Kontakt: Henrik Smith (CEC), Henrik.Smith@biol.lu.se

 

Managed bees have gained in popularity as a way to mitigate the ongoing pollination crisis, both as a general approach and to benefit crop pollination. However, there is also a concern that honey bees may compete with wild bees, thus compromising both conservation of rare bee species and disrupt plant-pollinator networks with negative consequences for wild plant pollination. This has resulted in suggestions that there should be safe levels or safe distances between honey bee apiaries and habitat important for wild pollinators. However, the evidence supporting the negative impact of honey bees on wild bees is scant and consequences for wild plant pollination virtually unknown. Hence, there is a need for additional evidence. However, it is exceedingly difficult to evaluate this in general field studies, since both honey bees and wild bees will show higher densities in areas with abundant forage resources, thus generating a positive background relationship between honey bee and wild bee densities that may obscure negative effects. Furthermore, the consequences of honey bees on wild bees may be context dependent, such that detrimental effects are only seen in landscapes with scarce flower resources.

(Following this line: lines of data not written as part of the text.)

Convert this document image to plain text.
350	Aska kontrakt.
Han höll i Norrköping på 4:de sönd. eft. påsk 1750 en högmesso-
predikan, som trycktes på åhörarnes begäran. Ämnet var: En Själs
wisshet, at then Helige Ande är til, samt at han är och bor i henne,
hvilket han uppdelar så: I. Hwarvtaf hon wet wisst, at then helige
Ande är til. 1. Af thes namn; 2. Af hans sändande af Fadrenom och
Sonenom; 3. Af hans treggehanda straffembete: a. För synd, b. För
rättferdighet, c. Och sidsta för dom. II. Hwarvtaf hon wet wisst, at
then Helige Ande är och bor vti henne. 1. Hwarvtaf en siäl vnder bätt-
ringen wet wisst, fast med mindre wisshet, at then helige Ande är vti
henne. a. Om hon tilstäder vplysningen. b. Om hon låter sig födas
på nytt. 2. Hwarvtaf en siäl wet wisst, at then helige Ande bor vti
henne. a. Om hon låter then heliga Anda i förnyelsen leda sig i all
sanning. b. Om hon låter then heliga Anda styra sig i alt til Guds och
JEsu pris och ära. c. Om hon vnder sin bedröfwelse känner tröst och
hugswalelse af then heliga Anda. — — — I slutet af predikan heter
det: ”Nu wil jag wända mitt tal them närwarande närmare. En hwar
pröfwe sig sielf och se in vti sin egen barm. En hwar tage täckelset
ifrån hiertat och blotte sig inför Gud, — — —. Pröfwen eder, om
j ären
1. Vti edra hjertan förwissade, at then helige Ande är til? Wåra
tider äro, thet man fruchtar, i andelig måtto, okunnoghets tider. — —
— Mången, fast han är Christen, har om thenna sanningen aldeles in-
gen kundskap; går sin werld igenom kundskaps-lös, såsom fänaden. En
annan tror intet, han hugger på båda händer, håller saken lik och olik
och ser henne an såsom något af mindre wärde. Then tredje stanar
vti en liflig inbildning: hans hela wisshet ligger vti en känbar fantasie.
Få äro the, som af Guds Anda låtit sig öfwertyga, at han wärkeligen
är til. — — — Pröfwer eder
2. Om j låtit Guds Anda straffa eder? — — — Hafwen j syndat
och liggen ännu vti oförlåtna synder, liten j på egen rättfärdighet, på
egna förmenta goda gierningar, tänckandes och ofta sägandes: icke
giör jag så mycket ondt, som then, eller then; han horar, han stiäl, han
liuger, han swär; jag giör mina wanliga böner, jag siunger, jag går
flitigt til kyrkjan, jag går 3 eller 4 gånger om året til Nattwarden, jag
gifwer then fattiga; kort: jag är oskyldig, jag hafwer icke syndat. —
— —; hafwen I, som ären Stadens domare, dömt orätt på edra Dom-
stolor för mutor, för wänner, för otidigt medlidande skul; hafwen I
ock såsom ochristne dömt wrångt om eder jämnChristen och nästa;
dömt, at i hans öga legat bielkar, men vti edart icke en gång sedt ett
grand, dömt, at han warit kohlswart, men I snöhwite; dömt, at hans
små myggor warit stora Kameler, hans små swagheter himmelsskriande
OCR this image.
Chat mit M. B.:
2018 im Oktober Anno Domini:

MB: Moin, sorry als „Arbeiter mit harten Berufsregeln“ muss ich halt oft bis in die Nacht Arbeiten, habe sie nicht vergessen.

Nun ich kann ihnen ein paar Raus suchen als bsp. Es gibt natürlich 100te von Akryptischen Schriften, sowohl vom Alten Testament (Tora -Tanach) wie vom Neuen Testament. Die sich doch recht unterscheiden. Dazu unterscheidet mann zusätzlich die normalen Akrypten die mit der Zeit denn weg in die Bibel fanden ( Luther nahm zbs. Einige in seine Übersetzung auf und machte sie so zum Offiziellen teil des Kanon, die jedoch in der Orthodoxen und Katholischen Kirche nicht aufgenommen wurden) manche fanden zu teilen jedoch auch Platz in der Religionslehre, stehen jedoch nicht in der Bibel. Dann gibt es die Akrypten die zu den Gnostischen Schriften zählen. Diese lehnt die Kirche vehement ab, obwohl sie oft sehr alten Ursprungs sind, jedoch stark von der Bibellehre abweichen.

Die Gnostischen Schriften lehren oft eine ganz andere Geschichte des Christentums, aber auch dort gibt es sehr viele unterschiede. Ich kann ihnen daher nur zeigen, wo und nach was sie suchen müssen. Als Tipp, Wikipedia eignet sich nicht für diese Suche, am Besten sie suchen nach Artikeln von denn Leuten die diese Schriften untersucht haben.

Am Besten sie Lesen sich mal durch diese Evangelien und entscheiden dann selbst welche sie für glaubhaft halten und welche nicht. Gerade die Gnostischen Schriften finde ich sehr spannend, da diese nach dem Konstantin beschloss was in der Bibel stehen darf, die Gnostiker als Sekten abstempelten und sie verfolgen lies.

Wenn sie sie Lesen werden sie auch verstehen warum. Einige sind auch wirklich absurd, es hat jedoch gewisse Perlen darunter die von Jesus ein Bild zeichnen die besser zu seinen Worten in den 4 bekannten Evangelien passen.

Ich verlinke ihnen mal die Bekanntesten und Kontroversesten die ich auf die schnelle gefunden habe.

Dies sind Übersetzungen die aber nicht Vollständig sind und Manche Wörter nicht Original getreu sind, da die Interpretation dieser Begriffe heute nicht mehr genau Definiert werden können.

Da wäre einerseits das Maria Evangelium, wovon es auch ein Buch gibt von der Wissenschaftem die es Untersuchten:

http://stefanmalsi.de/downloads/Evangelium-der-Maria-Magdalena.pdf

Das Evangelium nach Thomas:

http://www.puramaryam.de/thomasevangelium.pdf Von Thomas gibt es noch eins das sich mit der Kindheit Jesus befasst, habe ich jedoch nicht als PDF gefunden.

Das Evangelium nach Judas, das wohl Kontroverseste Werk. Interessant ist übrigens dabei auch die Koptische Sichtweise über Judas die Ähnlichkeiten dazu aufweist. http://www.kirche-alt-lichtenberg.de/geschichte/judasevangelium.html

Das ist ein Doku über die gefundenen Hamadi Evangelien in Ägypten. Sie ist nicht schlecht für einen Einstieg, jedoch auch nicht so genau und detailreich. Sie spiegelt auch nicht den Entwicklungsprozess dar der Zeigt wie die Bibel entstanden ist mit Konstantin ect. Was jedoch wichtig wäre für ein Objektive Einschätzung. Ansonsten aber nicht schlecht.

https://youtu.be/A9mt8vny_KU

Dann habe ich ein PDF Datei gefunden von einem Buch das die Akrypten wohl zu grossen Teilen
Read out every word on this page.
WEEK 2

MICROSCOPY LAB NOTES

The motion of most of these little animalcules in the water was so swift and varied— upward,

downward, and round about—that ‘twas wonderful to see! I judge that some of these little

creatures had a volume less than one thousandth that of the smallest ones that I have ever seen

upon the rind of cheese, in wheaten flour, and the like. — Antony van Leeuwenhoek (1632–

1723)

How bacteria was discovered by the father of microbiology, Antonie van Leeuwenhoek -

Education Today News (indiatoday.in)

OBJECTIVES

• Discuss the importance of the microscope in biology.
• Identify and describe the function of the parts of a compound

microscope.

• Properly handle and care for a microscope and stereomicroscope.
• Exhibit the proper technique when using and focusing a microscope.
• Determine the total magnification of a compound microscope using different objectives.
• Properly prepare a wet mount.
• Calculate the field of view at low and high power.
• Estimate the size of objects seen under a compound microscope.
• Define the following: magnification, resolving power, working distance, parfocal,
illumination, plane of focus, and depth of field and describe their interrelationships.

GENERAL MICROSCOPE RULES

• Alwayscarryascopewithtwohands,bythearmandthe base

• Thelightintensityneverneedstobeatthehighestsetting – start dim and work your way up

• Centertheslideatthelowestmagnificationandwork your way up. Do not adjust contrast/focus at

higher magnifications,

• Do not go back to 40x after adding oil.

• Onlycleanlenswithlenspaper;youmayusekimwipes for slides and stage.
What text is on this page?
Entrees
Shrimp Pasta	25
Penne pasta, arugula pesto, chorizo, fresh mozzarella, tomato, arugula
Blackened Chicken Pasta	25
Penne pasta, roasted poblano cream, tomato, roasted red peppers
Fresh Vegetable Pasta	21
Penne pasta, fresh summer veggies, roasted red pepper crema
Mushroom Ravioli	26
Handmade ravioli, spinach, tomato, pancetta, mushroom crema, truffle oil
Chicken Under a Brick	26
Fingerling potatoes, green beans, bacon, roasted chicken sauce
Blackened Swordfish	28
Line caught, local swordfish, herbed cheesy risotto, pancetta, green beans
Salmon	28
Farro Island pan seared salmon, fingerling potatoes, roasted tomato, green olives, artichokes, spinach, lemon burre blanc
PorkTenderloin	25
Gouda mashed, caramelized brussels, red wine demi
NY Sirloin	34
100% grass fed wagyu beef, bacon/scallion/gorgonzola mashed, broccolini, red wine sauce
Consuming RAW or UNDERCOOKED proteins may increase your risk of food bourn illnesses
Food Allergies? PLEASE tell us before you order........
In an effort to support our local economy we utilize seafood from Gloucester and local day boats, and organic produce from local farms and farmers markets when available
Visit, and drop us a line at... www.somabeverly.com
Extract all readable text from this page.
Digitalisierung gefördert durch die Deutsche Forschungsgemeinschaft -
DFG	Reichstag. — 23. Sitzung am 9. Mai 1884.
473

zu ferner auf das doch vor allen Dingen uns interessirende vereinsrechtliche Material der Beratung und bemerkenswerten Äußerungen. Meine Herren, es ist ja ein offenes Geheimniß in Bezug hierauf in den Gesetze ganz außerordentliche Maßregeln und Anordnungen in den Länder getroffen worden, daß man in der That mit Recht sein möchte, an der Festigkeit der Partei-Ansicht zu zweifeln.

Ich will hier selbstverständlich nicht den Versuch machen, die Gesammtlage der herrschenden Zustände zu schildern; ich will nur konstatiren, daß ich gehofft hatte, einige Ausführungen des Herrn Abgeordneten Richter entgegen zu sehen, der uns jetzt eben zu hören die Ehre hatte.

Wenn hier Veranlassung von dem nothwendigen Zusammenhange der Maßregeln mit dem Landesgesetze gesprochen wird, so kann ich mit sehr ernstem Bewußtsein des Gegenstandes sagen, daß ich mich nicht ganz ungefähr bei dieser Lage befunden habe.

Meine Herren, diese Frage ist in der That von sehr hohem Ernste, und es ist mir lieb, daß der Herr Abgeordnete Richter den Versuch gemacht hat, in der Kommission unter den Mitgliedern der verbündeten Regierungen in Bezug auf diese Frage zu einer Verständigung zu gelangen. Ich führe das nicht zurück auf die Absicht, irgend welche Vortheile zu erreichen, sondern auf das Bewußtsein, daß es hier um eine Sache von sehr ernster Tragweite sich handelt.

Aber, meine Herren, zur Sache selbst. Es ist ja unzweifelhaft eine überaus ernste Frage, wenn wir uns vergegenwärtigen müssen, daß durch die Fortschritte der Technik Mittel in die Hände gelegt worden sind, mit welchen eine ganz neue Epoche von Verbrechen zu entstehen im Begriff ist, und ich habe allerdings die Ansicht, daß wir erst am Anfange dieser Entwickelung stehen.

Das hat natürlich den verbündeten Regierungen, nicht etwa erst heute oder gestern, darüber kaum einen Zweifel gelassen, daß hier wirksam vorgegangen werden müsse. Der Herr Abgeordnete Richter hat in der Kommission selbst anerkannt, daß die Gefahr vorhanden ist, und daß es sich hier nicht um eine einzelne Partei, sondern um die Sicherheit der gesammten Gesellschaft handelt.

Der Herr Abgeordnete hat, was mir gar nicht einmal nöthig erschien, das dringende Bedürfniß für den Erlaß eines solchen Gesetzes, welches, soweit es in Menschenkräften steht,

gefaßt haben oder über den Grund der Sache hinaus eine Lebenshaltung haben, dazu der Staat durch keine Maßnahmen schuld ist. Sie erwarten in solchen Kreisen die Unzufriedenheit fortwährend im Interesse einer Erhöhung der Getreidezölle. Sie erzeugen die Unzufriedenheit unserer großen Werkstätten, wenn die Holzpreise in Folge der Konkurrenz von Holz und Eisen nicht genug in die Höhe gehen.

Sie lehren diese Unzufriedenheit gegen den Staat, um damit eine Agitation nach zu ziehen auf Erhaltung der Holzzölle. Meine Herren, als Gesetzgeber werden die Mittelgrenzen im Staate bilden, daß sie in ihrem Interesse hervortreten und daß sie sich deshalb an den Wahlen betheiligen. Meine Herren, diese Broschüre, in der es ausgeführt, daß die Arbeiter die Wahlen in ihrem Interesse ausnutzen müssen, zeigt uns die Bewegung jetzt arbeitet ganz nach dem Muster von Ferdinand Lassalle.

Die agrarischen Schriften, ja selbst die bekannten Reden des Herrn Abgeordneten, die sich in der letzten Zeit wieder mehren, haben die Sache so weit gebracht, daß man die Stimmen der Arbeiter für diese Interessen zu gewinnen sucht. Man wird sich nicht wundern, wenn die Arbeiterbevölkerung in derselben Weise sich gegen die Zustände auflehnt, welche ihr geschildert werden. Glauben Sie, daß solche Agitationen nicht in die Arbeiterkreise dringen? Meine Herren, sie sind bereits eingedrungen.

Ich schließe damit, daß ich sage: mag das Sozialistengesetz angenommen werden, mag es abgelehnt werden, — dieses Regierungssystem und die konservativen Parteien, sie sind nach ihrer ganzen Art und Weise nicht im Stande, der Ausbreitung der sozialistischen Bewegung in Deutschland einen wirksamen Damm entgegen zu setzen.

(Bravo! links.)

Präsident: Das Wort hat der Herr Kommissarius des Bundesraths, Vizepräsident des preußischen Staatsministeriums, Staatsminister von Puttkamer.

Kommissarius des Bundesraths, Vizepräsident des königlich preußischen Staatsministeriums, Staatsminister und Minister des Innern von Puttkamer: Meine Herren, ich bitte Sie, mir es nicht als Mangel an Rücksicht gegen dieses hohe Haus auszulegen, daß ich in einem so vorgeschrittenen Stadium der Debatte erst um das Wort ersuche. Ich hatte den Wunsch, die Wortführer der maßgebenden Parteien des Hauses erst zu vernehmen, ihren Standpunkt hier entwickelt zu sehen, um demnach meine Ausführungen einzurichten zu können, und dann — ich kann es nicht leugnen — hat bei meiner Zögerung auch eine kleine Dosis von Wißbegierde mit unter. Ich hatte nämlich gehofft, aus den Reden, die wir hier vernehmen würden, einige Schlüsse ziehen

In this master thesis project you will collaborate with bee keepers, to evaluate the consequences of honey bees on wild bee abundances, fitness and/or plant-pollinator interaction networks. The scope is to identify safe densities and distances between apiaries and nature conservation areas, such that conflicts between bee keepers and conservationists can be mitigated. You will manipulate honey bee densities, determine consequences for bees using e.g. transects, study fitness of trap-nest breeding bees or study plant-pollinator interaction networks. Depending if your background is in biology or environmental science (or another related field), the scope may differ in terms of what the exact ambitions are. In any case, the expectation is that the result will lead both to a high impact international publication and to recommendation to relevant authorities and organizations engaged in bee keeping.